Making Art for Bees
Michael Candy’s Synthetic Pollenizer is “a sculpture for a different species.”
When humans want to grab a bite to eat, they can raid the pantry, hop down to the corner store, or make a reservation at an expensive restaurant. When pollinating insects want a snack, they, too, choose among local plants. But for a few years, bees in Dookie, Victoria also had a fast-casual option: the Synthetic Pollenizer, a mechanical canola flower that serves up real nectar and pollen. The machine, made by artist Michael Candy, stood in a field in Dookie for part of last year. It’s designed to give bees an experience usually confined to the human realm, while letting humans in on a slightly more bee-like one.
Candy, who lives in Brisbane, specializes in creations that interact with their environments at various scales: his other works include a chair that “walks” with the help of the person sitting in it, and a public statue that weeps whenever a bombing occurs anywhere in the world. After spending time with field biologists at a conference a few years ago, he was inspired to make “a sculpture for a different species,” he explains. He began collaborating with some experts, including a beekeeper and a resource ecologist.
Scientists have long created artificial pollination devices to help them study bees. But, Candy explains, these tend to be “really boring flowers—just jars with holes with them.” The Synthetic Pollenizer is more of a multisensory bee experience, providing decor as well as nutrition. Canola pollen, which Candy purchases in bulk, courses from a repository up through a hose and ends up at a brass flower, where it is extruded by a “mechanical anther.” Meanwhile, nectar moves through a similar system and squirts out of the center of the flower. There’s even a surveillance element: When a bee visits, a small, motion-activated camera clicks on, and streams footage of the customer to YouTube.
When it’s placed in a field of natural canola, the Pollenizer is clearly an imposter. It looks like a “real” plant the same way that a fast food joint looks like a “real” restaurant: it’s got smoother surfaces, brighter colors, and more visible automation. While other flowers sway organically in the breeze, it stands stiff and still. And rather than being tucked demurely into stems and roots, its plumbing is clearly visible: gears twist, pistons fire, and pollen and nectar chug through tubes.
Still, it didn’t take too long for bees to get used to the new establishment. According to Candy’s rough estimate, they patronized the Pollenizer at about the same rate that they supped at real flowers.

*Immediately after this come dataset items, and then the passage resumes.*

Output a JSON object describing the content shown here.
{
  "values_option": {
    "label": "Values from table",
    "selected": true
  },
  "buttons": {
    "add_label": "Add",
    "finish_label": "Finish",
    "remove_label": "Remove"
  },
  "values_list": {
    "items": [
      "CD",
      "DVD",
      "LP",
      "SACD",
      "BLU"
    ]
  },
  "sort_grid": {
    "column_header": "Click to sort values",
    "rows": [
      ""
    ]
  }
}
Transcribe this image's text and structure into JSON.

At times, Candy used peer pressure to give them a push: “With some of the prototypes, I’d even put a dead bee [on the fake flower] so that other bees could see how to land,” he says. “Once they know how to do it, they visit a lot more.”

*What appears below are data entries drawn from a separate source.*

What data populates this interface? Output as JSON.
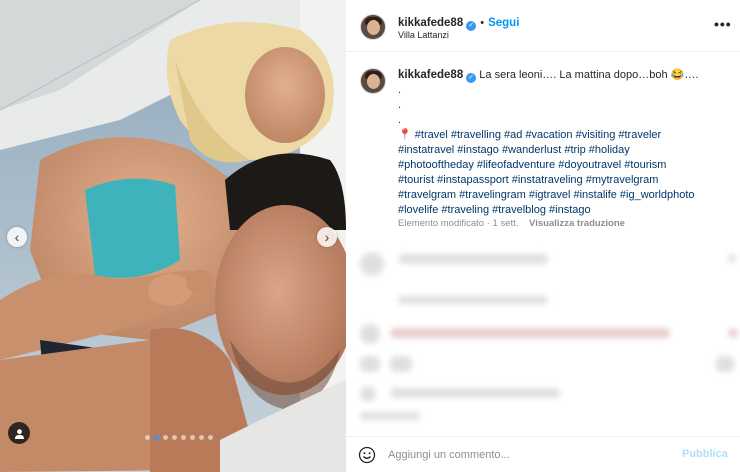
{
  "post": {
    "media": {
      "image_alt": "Couple selfie",
      "slide_count": 8,
      "active_slide": 2,
      "prev_icon": "chevron-left-icon",
      "next_icon": "chevron-right-icon",
      "tag_icon": "user-tag-icon"
    },
    "header": {
      "username": "kikkafede88",
      "verified": true,
      "separator": "•",
      "follow_label": "Segui",
      "location": "Villa Lattanzi",
      "more_icon": "more-options-icon"
    },
    "caption": {
      "username": "kikkafede88",
      "text": "La sera leoni…. La mattina dopo…boh 😂….",
      "dots": [
        ".",
        ".",
        "."
      ],
      "pin": "📍",
      "hashtag_lines": [
        "#travel #travelling #ad #vacation #visiting #traveler",
        "#instatravel #instago #wanderlust #trip #holiday",
        "#photooftheday #lifeofadventure #doyoutravel #tourism",
        "#tourist #instapassport #instatraveling #mytravelgram",
        "#travelgram #travelingram #igtravel #instalife #ig_worldphoto",
        "#lovelife #traveling #travelblog #instago"
      ],
      "edited_label": "Elemento modificato",
      "time": "1 sett.",
      "translate_label": "Visualizza traduzione"
    },
    "comment_box": {
      "placeholder": "Aggiungi un commento...",
      "publish_label": "Pubblica",
      "emoji_icon": "emoji-icon"
    }
  },
  "colors": {
    "accent": "#0095f6",
    "verified": "#3897f0",
    "hashtag": "#00376b",
    "muted": "#8e8e8e",
    "publish_disabled": "#b2dffc"
  }
}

Honeybees are facing a number of high-profile problems right now, including nutritional deficiencies, mites, and habitat loss. But Candy is quick to point out that the Pollenizer is not really meant to solve any of them: “Bees are very topical,” he says, “but that was never my focus.” Indeed, many advocates argue that the public focus on honeybee preservation actually distracts from more important conversations regarding native pollinator species.)
Instead, he’s just trying to see if it’s possible to slot a machine into an existing biological process without causing too much harm. He cites a Richard Brautigan poem that reads, in part, “I like to think…/ of a cybernetic forest/ filled with pines and electronics / where deer stroll peacefully / past computers / as if they were flowers.” “Agriculture is somewhere where technology is usually totally invasive,” he says. “[Pollination] works fine already, but I’m seeing if technology could actually be a part of this, non-invasively.”

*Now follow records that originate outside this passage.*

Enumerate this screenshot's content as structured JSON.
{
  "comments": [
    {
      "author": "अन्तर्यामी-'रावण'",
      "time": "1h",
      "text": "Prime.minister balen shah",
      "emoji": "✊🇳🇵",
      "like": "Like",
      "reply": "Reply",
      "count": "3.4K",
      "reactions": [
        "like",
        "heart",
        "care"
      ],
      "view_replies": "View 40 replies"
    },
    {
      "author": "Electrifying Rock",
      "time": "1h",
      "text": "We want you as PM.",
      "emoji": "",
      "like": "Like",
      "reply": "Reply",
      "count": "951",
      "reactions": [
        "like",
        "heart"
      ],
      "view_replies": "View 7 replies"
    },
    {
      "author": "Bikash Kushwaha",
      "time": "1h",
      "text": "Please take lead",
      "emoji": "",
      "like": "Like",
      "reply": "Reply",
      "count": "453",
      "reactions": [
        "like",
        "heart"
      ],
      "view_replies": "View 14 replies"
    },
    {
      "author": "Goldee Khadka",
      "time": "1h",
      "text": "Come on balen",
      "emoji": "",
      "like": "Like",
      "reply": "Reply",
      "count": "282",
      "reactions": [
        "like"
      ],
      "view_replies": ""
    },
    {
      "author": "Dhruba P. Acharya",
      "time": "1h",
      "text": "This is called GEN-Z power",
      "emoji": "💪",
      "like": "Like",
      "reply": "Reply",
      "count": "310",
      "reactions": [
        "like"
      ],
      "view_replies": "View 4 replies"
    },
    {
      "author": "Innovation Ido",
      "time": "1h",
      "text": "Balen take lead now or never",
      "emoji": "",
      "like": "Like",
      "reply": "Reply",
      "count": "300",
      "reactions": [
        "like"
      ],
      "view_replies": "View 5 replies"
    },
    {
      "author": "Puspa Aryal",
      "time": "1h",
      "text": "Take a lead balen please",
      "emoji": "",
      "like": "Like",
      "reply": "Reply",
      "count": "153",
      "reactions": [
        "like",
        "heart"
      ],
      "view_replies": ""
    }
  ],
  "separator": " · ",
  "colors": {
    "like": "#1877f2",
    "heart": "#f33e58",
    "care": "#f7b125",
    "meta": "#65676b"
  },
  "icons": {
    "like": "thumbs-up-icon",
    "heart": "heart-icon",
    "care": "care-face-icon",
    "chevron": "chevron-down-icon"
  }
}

Indeed, it’s bee-oriented to the degree that human viewers sometimes feel alienated. During a recent exhibition, a display Synthetic Pollenizer was shown alongside a livestream from the working one, which was positioned in a nearby field. “The curator sent me a message two days into the show and was like, ‘This [livestream] is really boring,’” Candy says. “And I was like, ‘Yeah!’… It’s not really catered for humans. It’s an interactive artwork for bees.”
As a human viewing the artwork, its power comes from realizing how many of the machines we’ve built don’t just affect our interactions with other species, but eliminate them entirely. “Beekeeping is so much fun,” Candy says, near the end of our conversation. “I really want to get a hive, but I live in a warehouse.” The robotic flower, too, is living in a box right now, he adds: “I don’t have a garden. I don’t know where I’d put it.”